This year, the region is above average for days with high temperatures at or above 100 degrees, with a total of 16 days. But by that measure it’s still not as bad as the summer of 2011, said Hayley Adams, a meteorologist with the National Weather Service.
That summer saw similar stretches of no rain and hot temperatures, and there were 46 days when temperatures reached 100 degrees or more.
So why does Houston feel abnormally hot this year? Experts cite the following reasons:
The heat dome over Texas
The Houston area has been experiencing a rigid high-pressure dome for most of the summer. The dome warms the region by causing air to sink, which inhibits rainfall, and it traps heat in the atmosphere, which creates a heat-island effect, Adams said.
Pavement, buildings and other features of an urban environment absorb more heat and retain it, so Houston doesn’t cool down very much at night, making the city “perpetually hot.”
“It’s inhibiting rainfall and cloud development, leading to sunnier days,” Adams said. “And as we get more sun, it’s gonna heat up more over the Houston area.”
This summer, the National Weather Service has issued 33 heat advisories and 14 excessive warnings since June 1. There was a 16-day stretch of heat related advisories and warnings from July 9 through July 24, Adams said.
Is climate change making Houston hotter?
Climate change has raised overall temperatures in Texas by 1.5 degrees since the 20th century, said state climatologist John Nielsen-Gammon, a professor of climatology at Texas A&M University and director of the Southern Regional Climate Center.
The Gulf of Mexico, which is where Texas receives its air during the summer, has also been experiencing record or near-record temperatures, Nielsen-Gammon said.
Additionally, he said a heat wave in late June accelerated a drying trend by creating excessively hot temperatures early in the summer.
“Whenever things are dried out in Texas in the summertime, it tends to be unusually warm,” Nielsen-Gammon said.
This year, Houston hasn’t had as many days surpassing 100-degrees compared to 2011. But the city’s average daily temperature in July 2023 was the second-highest on record, only slightly behind the hottest July on record in 2022.
When those high temperatures are combined with Houston’s high humidity, it makes summer feel hotter. That can be measured by what’s known as the heat index, which is what temperatures feel like when humidity is taken into account.
Meteorologist Eric Berger of Space City Weather analyzed how often Houston reached or surpassed a heat index of 105 degrees this year. He found there were more than twice the number of hours of extreme heat this year than in 2022.
Iva Jean-Jacques has lived in Houston for 55 years and said this year has been the hottest summer ever. She wishes the city would to more to help residents by adding more shading at bus transit stops to mitigate the heat.
“It’s ridiculous and sad to see people standing at the bus stop in the hot sun,” she said.

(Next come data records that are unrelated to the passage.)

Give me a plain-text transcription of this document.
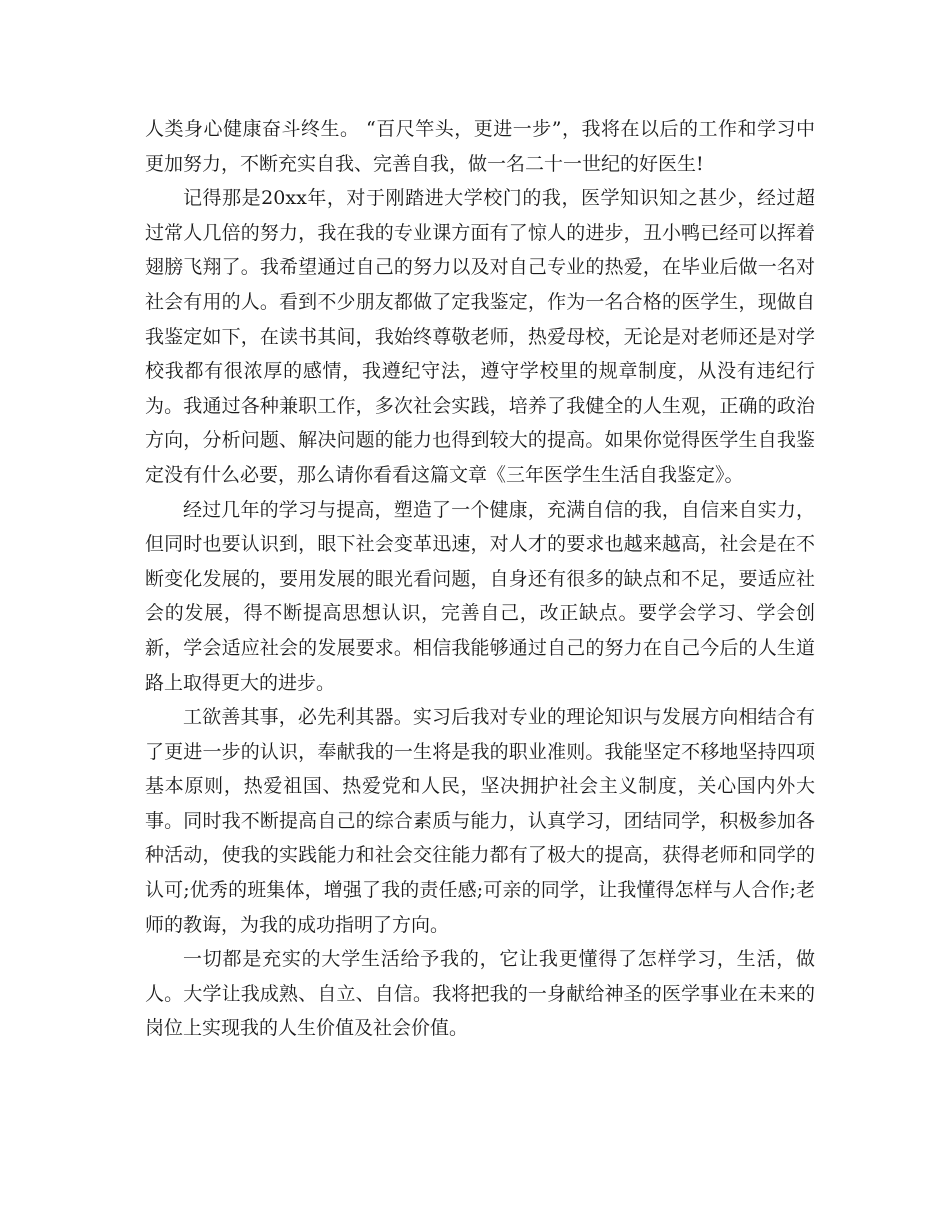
人类身心健康奋斗终生。 “百尺竿头，更进一步”，我将在以后的工作和学习中更加努力，不断充实自我、完善自我，做一名二十一世纪的好医生!

记得那是20xx年，对于刚踏进大学校门的我，医学知识知之甚少，经过超过常人几倍的努力，我在我的专业课方面有了惊人的进步，丑小鸭已经可以挥着翅膀飞翔了。我希望通过自己的努力以及对自己专业的热爱，在毕业后做一名对社会有用的人。看到不少朋友都做了定我鉴定，作为一名合格的医学生，现做自我鉴定如下，在读书其间，我始终尊敬老师，热爱母校，无论是对老师还是对学校我都有很浓厚的感情，我遵纪守法，遵守学校里的规章制度，从没有违纪行为。我通过各种兼职工作，多次社会实践，培养了我健全的人生观，正确的政治方向，分析问题、解决问题的能力也得到较大的提高。如果你觉得医学生自我鉴定没有什么必要，那么请你看看这篇文章《三年医学生生活自我鉴定》。

经过几年的学习与提高，塑造了一个健康，充满自信的我，自信来自实力，但同时也要认识到，眼下社会变革迅速，对人才的要求也越来越高，社会是在不断变化发展的，要用发展的眼光看问题，自身还有很多的缺点和不足，要适应社会的发展，得不断提高思想认识，完善自己，改正缺点。要学会学习、学会创新，学会适应社会的发展要求。相信我能够通过自己的努力在自己今后的人生道路上取得更大的进步。

工欲善其事，必先利其器。实习后我对专业的理论知识与发展方向相结合有了更进一步的认识，奉献我的一生将是我的职业准则。我能坚定不移地坚持四项基本原则，热爱祖国、热爱党和人民，坚决拥护社会主义制度，关心国内外大事。同时我不断提高自己的综合素质与能力，认真学习，团结同学，积极参加各种活动，使我的实践能力和社会交往能力都有了极大的提高，获得老师和同学的认可;优秀的班集体，增强了我的责任感;可亲的同学，让我懂得怎样与人合作;老师的教诲，为我的成功指明了方向。

一切都是充实的大学生活给予我的，它让我更懂得了怎样学习，生活，做人。大学让我成熟、自立、自信。我将把我的一身献给神圣的医学事业在未来的岗位上实现我的人生价值及社会价值。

City officials have frequently opened cooling centers across Houston this summer to help people cope with the heat. Houston activates its heat emergency plan when the heat index reaches above 108 degrees for two consecutive days.
Is any relief on the way?
Space City Weather says the high-pressure dome is starting to shift to the west, which could reduce temperatures slightly and improve rain chances in about a week. Nielsen-Gammon agrees conditions will continue to be dry for at least the next week, which means drought conditions will continue to worsen in the meantime.
A tropical storm could bring much needed rain to the region. But ultimately, Houston might not see serious relief from the drought and endless heat until fall arrives — whenever that happens.
“Once we start getting into fall, it tends to produce cooler and wetter conditions than normal across the state,” Nielsen-Gammon said. “So we may be seeing some relief from the drought once we get past the summer.”